Crítica: Meu Malvado Favorito 2

No concorridíssimo mundo da animação digital, emplacar um projeto fora de um estúdio prestigiado pode ser considerado uma façanha para poucos. Dito isto, os mais de 500 milhões de dólares arrecadados nas bilheterias por Meu Malvado Favorito, longa do até então desconhecido Illumination Entertainment (divisão da Universal Pictures, que havia desistido da animação desde o fracasso de Os Dinossauros Voltaram), se tornam ainda mais impressionantes.

Não é surpresa esta continuação chegar aos cinemas tão rápido, principalmente considerando o sucesso que os personagens do filme tem feito nos parques temáticos, em campanhas publicitárias e nos milhares de produtos licenciados. Meu malvado favorito 2, no entanto, não é apenas fruto de uma necessidade mercadológica para manter acesa a marca lucrativa que são os Minions - que, aliás, terão seu próprio longa em 2015 -, mas uma divertida comédia que mantém a inteligência do primeiro filme, e vai agradar tanto aos pequenos quanto aos grandes.

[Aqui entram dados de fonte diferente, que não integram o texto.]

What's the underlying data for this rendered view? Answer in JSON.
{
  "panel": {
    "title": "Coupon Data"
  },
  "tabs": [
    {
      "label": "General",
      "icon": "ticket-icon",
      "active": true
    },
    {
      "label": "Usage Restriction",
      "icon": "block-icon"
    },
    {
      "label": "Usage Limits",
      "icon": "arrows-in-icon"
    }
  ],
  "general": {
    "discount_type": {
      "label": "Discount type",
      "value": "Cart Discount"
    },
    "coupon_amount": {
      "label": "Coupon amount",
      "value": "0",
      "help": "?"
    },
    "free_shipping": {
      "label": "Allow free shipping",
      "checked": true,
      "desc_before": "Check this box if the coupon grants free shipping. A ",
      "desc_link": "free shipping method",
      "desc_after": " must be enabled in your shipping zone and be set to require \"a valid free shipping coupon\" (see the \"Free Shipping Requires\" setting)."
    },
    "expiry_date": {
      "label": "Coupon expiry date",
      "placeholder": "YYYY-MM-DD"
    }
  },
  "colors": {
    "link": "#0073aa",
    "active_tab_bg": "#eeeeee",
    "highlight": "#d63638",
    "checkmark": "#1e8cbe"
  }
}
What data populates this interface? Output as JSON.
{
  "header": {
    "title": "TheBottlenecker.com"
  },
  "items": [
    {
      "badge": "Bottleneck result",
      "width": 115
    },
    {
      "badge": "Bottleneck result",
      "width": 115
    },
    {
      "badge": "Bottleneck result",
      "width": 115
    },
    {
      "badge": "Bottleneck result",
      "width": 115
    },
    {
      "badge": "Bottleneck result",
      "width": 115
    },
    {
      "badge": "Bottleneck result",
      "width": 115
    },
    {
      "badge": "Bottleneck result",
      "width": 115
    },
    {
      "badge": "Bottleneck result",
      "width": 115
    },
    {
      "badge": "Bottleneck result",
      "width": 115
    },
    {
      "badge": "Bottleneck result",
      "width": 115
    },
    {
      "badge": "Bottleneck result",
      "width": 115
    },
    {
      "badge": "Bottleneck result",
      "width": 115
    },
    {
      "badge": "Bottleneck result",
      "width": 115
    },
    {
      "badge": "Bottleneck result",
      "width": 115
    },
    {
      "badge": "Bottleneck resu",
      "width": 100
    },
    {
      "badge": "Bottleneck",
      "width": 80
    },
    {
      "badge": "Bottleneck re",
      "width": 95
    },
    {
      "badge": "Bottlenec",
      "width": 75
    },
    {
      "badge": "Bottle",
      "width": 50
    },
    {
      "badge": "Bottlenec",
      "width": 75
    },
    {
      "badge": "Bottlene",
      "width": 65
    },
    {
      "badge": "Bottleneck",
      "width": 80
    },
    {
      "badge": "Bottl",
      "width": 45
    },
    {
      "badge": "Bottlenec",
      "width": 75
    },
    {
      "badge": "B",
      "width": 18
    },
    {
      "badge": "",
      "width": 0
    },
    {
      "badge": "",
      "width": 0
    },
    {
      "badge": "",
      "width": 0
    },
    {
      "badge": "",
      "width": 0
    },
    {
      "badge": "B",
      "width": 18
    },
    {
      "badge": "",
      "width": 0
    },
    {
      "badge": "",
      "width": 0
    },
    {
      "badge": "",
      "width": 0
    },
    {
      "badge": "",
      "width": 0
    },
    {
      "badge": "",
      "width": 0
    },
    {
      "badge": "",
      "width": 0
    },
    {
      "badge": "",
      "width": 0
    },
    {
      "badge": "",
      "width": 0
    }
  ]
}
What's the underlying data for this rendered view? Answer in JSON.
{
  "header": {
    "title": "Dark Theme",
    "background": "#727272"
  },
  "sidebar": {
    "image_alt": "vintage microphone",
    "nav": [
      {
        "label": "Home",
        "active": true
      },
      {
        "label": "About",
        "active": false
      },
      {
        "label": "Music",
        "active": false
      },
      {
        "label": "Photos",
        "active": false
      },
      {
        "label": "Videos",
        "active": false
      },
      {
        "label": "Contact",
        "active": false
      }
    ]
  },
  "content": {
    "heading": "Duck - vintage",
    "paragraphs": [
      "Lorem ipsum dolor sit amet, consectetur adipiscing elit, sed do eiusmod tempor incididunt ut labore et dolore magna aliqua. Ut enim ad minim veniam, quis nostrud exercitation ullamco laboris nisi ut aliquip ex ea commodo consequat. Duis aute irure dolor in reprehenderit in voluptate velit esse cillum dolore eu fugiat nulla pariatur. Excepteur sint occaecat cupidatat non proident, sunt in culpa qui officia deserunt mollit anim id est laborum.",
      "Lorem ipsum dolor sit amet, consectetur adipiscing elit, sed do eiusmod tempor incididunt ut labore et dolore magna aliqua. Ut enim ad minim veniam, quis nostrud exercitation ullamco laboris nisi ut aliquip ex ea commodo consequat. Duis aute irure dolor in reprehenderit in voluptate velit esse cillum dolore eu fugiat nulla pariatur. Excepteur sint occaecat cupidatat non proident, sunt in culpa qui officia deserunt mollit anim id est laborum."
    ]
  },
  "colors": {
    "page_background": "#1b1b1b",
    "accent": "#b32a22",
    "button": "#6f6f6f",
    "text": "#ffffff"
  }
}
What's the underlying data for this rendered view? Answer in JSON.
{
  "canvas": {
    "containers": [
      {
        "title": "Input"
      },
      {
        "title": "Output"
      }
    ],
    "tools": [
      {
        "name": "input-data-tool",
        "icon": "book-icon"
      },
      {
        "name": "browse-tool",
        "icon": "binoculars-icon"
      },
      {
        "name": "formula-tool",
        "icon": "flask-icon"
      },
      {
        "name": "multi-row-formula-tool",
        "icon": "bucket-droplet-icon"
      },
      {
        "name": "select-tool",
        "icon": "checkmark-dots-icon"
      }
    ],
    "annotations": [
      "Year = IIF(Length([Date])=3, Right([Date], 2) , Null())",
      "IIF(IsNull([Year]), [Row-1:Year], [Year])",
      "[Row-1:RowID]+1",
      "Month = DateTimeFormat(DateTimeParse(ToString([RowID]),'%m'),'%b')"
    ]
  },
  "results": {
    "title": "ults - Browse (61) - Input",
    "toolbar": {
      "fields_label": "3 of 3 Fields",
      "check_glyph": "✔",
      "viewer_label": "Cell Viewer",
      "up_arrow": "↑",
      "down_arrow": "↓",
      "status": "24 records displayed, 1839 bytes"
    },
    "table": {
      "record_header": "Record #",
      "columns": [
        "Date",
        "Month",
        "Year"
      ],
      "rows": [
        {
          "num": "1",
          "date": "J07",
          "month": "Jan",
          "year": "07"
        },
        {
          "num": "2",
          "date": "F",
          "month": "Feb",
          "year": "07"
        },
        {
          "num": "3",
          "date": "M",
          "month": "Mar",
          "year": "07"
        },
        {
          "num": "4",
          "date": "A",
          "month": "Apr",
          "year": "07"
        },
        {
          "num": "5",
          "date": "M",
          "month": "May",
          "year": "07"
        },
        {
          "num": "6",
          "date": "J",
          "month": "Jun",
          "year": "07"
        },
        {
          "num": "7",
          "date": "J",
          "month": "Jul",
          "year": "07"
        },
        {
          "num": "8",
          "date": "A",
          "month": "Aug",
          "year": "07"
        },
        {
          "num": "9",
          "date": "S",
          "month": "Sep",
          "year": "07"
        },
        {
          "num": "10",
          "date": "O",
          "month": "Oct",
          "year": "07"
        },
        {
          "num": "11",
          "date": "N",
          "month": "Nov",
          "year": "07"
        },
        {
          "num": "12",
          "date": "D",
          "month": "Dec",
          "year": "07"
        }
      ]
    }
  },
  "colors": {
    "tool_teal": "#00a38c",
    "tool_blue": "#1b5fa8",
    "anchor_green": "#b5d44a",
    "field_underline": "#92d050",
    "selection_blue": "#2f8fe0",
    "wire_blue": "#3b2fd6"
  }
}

Nesta continuação, Gru aposentou o esconderijo secreto e vive uma pacata vida de pai de família, junto de Edith, Margo e Agnes, até que a Liga Anti-Vilões resolve recrutá-lo para auxiliar numa missão que pode ajudar na salvação do mundo. Gru reluta, mas acaba cedendo ao encantar-se pela parceira da missão, Lucy. Usando seus antigos conhecimentos na arte da vilania, Gru ajudará Lucy a descobrir qual dos malfeitores na ativa é o responsável pelo roubo de uma perigosa substância tóxica, ao mesmo tempo que lutará para superar traumas de infância que afetaram sua vida amorosa. O clima de romance também atingirá Edith, que se encantará por um jovem latino, e até o Minion Dave será atingido pela flecha do cupido. 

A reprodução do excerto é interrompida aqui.